Il s'assit sur une chaise face à Mlle Saint-Déodat, sortit ses dossiers. Il y avait une bonne pile bien consistante de feuilles, Sam se dit que son interlocutrice devait être surprise de voir un homme qu'elle n'avait jamais rencontré débarquer avec un tel bazar, ce fut donc un peu gêné qu'il ouvrit plusieurs chemises. Enfin, il venait de trouver la bonne feuille, il se lança alors:
"Mademoiselle, je suis Président-Directeur Générale de Meade Airlines, une compagnie aérienne qui compte rapidement, permettez moi le jeu de mots, prendre son envol.
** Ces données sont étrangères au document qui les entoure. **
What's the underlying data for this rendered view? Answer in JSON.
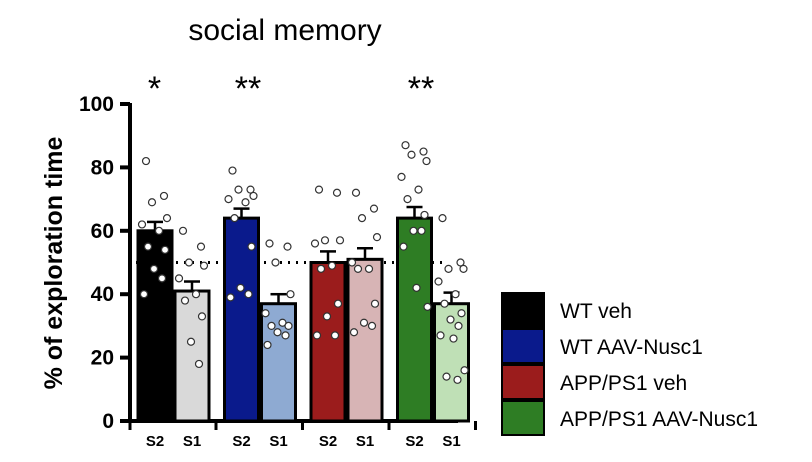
{
  "chart_data": {
    "type": "bar",
    "title": "social memory",
    "ylabel": "% of exploration time",
    "xlabel": "",
    "ylim": [
      0,
      100
    ],
    "yticks": [
      0,
      20,
      40,
      60,
      80,
      100
    ],
    "reference_line": 50,
    "grid": false,
    "legend_position": "bottom-right",
    "categories": [
      "S2",
      "S1",
      "S2",
      "S1",
      "S2",
      "S1",
      "S2",
      "S1"
    ],
    "groups": [
      {
        "name": "WT veh",
        "color": "#000000",
        "light_color": "#d9d9d9",
        "significance": "*",
        "values": [
          60,
          41
        ],
        "errors": [
          2.8,
          3.0
        ],
        "points": [
          [
            82,
            71,
            69,
            64,
            62,
            60,
            55,
            54,
            48,
            45,
            40
          ],
          [
            60,
            55,
            50,
            49,
            45,
            40,
            38,
            33,
            25,
            18
          ]
        ]
      },
      {
        "name": "WT AAV-Nusc1",
        "color": "#0a1a8c",
        "light_color": "#8eaad2",
        "significance": "**",
        "values": [
          64,
          37
        ],
        "errors": [
          3.0,
          3.0
        ],
        "points": [
          [
            79,
            73,
            73,
            71,
            70,
            69,
            64,
            55,
            42,
            40,
            39
          ],
          [
            56,
            55,
            50,
            40,
            34,
            31,
            30,
            30,
            28,
            27,
            24
          ]
        ]
      },
      {
        "name": "APP/PS1 veh",
        "color": "#9b1c1c",
        "light_color": "#d7b4b5",
        "significance": "",
        "values": [
          50,
          51
        ],
        "errors": [
          3.5,
          3.5
        ],
        "points": [
          [
            73,
            72,
            57,
            57,
            56,
            49,
            48,
            37,
            33,
            27,
            27
          ],
          [
            72,
            67,
            64,
            58,
            50,
            48,
            48,
            37,
            31,
            30,
            28
          ]
        ]
      },
      {
        "name": "APP/PS1 AAV-Nusc1",
        "color": "#2e7d24",
        "light_color": "#bfe0b6",
        "significance": "**",
        "values": [
          64,
          37
        ],
        "errors": [
          3.5,
          3.5
        ],
        "points": [
          [
            87,
            85,
            84,
            82,
            77,
            73,
            70,
            65,
            60,
            60,
            55,
            42,
            36
          ],
          [
            64,
            50,
            48,
            48,
            44,
            40,
            37,
            34,
            32,
            30,
            27,
            26,
            16,
            14,
            13
          ]
        ]
      }
    ]
  }
}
Vous êtes la maire de la capitale, la plus grande ville du pays, ce n'est pas négligeable et vous savez que c'est un carrefour géographique en Europe. Il serait donc naturel que Meade Airlines s'implante ici à Aspen. Mais nous débordons aussi de notre simple activité de compagnie aérienne. En effet, nos activité s'étendent aussi à la construction et à la gestion des aéroport. L'aéroport international est un peu vétuste, nous voudrions ni plus ni moins que le rénover et faire de celui-ci l'égal des grands aéroports mondiaux. Clairement nous souhaitons voir des avions Meade Airlines sur la piste de l'aéroport d'Aspen et posséder cet aéroport pour le mettre au niveau de ses homologues. Qu'en pensez-vous ?"
Pendant que son interlocuteur commence son exposé, Zélie lance son MacBook Pro. Elle opine, de temps à autre, du chef, tout en se connectant à sa boîte mail. En bonne représentante de la gente féminine, elle est tout à fait capable de faire plusieurs choses à la fois. Finalement, elle quitte des yeux l'écran, et ses mails enflammés, pour porter son attention sur l'homme d'affaires.
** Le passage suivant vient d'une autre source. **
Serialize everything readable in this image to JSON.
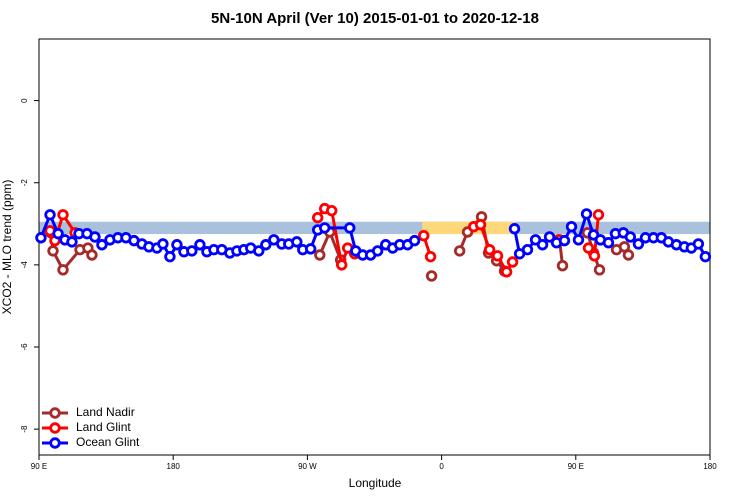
{
  "chart_data": {
    "type": "line",
    "title": "5N-10N April (Ver 10)   2015-01-01 to 2020-12-18",
    "x_label": "Longitude",
    "y_label": "XCO2 - MLO trend (ppm)",
    "xlim": [
      90,
      540
    ],
    "ylim": [
      -8.63,
      1.5
    ],
    "xticks": [
      {
        "value": 90,
        "label": "90 E"
      },
      180,
      {
        "value": 270,
        "label": "90 W"
      },
      {
        "value": 360,
        "label": "0"
      },
      {
        "value": 450,
        "label": "90 E"
      },
      {
        "value": 540,
        "label": "180"
      }
    ],
    "yticks": [
      0,
      -2,
      -4,
      -6,
      -8
    ],
    "legend": "bottom-left",
    "bands": [
      {
        "xlim": [
          90,
          540
        ],
        "ylim": [
          -3.25,
          -2.95
        ],
        "color": "#a9c1dc"
      },
      {
        "xlim": [
          347,
          409
        ],
        "ylim": [
          -3.25,
          -2.95
        ],
        "color": "#fdd87a"
      }
    ],
    "series": [
      {
        "name": "Land Nadir",
        "color": "#a52a2a",
        "x": [
          98.1,
          99.4,
          106.1,
          117.5,
          122.8,
          125.5,
          null,
          278.3,
          285.0,
          292.3,
          null,
          353.3,
          null,
          372.1,
          377.4,
          386.8,
          391.5,
          396.9,
          402.2,
          null,
          439.1,
          441.1,
          null,
          457.8,
          461.9,
          465.9,
          null,
          477.3,
          482.6,
          485.3
        ],
        "values": [
          -3.22,
          -3.66,
          -4.12,
          -3.63,
          -3.59,
          -3.76,
          null,
          -3.76,
          -3.2,
          -3.88,
          null,
          -4.27,
          null,
          -3.66,
          -3.2,
          -2.83,
          -3.71,
          -3.9,
          -4.15,
          null,
          -3.39,
          -4.02,
          null,
          -3.22,
          -3.71,
          -4.12,
          null,
          -3.63,
          -3.56,
          -3.76
        ]
      },
      {
        "name": "Land Glint",
        "color": "#ff0000",
        "x": [
          97.4,
          100.7,
          106.1,
          114.2,
          null,
          276.9,
          281.6,
          286.3,
          293.0,
          297.0,
          301.7,
          null,
          348.0,
          352.6,
          null,
          381.5,
          386.1,
          392.2,
          397.5,
          403.6,
          407.6,
          null,
          438.4,
          null,
          458.5,
          462.5,
          465.2
        ],
        "values": [
          -3.17,
          -3.41,
          -2.78,
          -3.22,
          null,
          -2.85,
          -2.63,
          -2.68,
          -4.0,
          -3.59,
          -3.73,
          null,
          -3.29,
          -3.8,
          null,
          -3.07,
          -3.02,
          -3.63,
          -3.78,
          -4.17,
          -3.93,
          null,
          -3.39,
          null,
          -3.59,
          -3.78,
          -2.78
        ]
      },
      {
        "name": "Ocean Glint",
        "color": "#0000ff",
        "x": [
          91.3,
          97.4,
          102.8,
          107.4,
          112.1,
          116.8,
          122.2,
          127.5,
          132.2,
          137.6,
          142.9,
          148.3,
          153.7,
          159.0,
          163.7,
          169.1,
          173.1,
          177.8,
          182.5,
          187.2,
          192.5,
          197.9,
          202.6,
          207.3,
          212.6,
          218.0,
          222.7,
          227.4,
          232.0,
          237.4,
          242.1,
          247.5,
          252.8,
          257.5,
          262.9,
          266.9,
          272.2,
          276.9,
          281.6,
          298.4,
          302.4,
          307.1,
          312.4,
          317.1,
          322.5,
          327.2,
          331.9,
          337.2,
          341.9,
          null,
          408.9,
          412.3,
          417.6,
          423.0,
          427.7,
          432.4,
          437.1,
          442.4,
          447.1,
          451.8,
          457.2,
          461.9,
          466.5,
          471.9,
          476.6,
          481.9,
          486.6,
          492.0,
          496.7,
          502.1,
          507.4,
          512.1,
          517.5,
          522.8,
          527.5,
          532.2,
          536.9
        ],
        "values": [
          -3.34,
          -2.78,
          -3.24,
          -3.39,
          -3.44,
          -3.24,
          -3.24,
          -3.32,
          -3.51,
          -3.39,
          -3.34,
          -3.34,
          -3.41,
          -3.49,
          -3.56,
          -3.59,
          -3.49,
          -3.8,
          -3.51,
          -3.68,
          -3.66,
          -3.51,
          -3.68,
          -3.63,
          -3.63,
          -3.71,
          -3.66,
          -3.63,
          -3.59,
          -3.66,
          -3.51,
          -3.39,
          -3.49,
          -3.49,
          -3.44,
          -3.63,
          -3.61,
          -3.15,
          -3.1,
          -3.1,
          -3.66,
          -3.76,
          -3.76,
          -3.66,
          -3.51,
          -3.59,
          -3.51,
          -3.51,
          -3.41,
          null,
          -3.12,
          -3.73,
          -3.63,
          -3.39,
          -3.51,
          -3.32,
          -3.46,
          -3.41,
          -3.07,
          -3.39,
          -2.76,
          -3.27,
          -3.39,
          -3.46,
          -3.24,
          -3.22,
          -3.32,
          -3.49,
          -3.34,
          -3.34,
          -3.34,
          -3.44,
          -3.51,
          -3.56,
          -3.59,
          -3.49,
          -3.8
        ]
      }
    ]
  }
}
"Hum... Meade Airlines vous dites? Un brin mégalo comme nom..."
Elle affiche une petite grimace, imaginant déjà les avions affichant ce nom.
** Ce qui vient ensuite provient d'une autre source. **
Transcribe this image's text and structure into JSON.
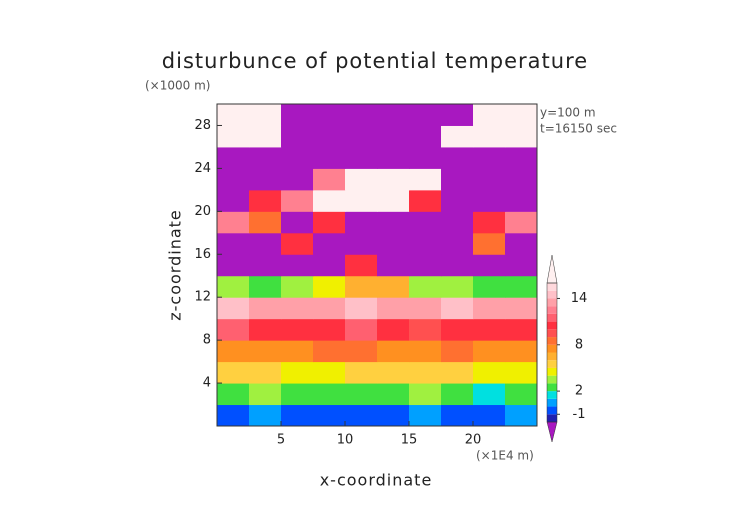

"C'est définitif comme dénomination? Aspen Airways, Aspen Airline, ou même Air Frôce aurait plus de gueule... Enfin, je ne vais pas vous donner de leçons de marketing..."
Zélie appuie sur un bouton de son téléphone.
"Montez-moi les dossiers de l'aéroport rapidement. Merci."
Une petite attente commence. Zélie ne connait rien au fonctionnement de l'aéroport, aussi l'apport de documents officiels et détaillés est ici nécessaire.
"Vous ne faites pas tant d'histoire quand il s'agit de haute-couture non ? Dior, Channel, Armani, Gauthier... Un bon nombre de ces maisons de coutures portent le nom de leur fondateur ou fondatrice." répondit-il en regardant de haut en bas l'accoutrement de Zélie Saint-Déodat.
Les documents arrivèrent alors, une secrétaire les amena et les déposa sur le bureau. Sam Meade regarda la mine de son interlocutrice un peu perdue dans tout cette affaire, mais rien ne servait de l'enfoncer encore plus. Il ajouta:
"Ne vous inquiétez pas, nous n'allons pas rebaptiser l'aéroport à l'aide de mon nom. D'ailleurs, je laisse la mairie totalement libre sur ce choix, si vous voulez accoler un nom particulier à cet aéroport, faites comme bon vous semble. Vous avez votre pouvoir de décision dans ce dossier. Ce complexe sera un atout pour Aspen et contribuera à sa rayonnance international. Ne l'oubliez pas tous les touristes qui pourront affluer mais aussi les entreprises frôceuses qui pourront bénéficier de ce moyen de transport."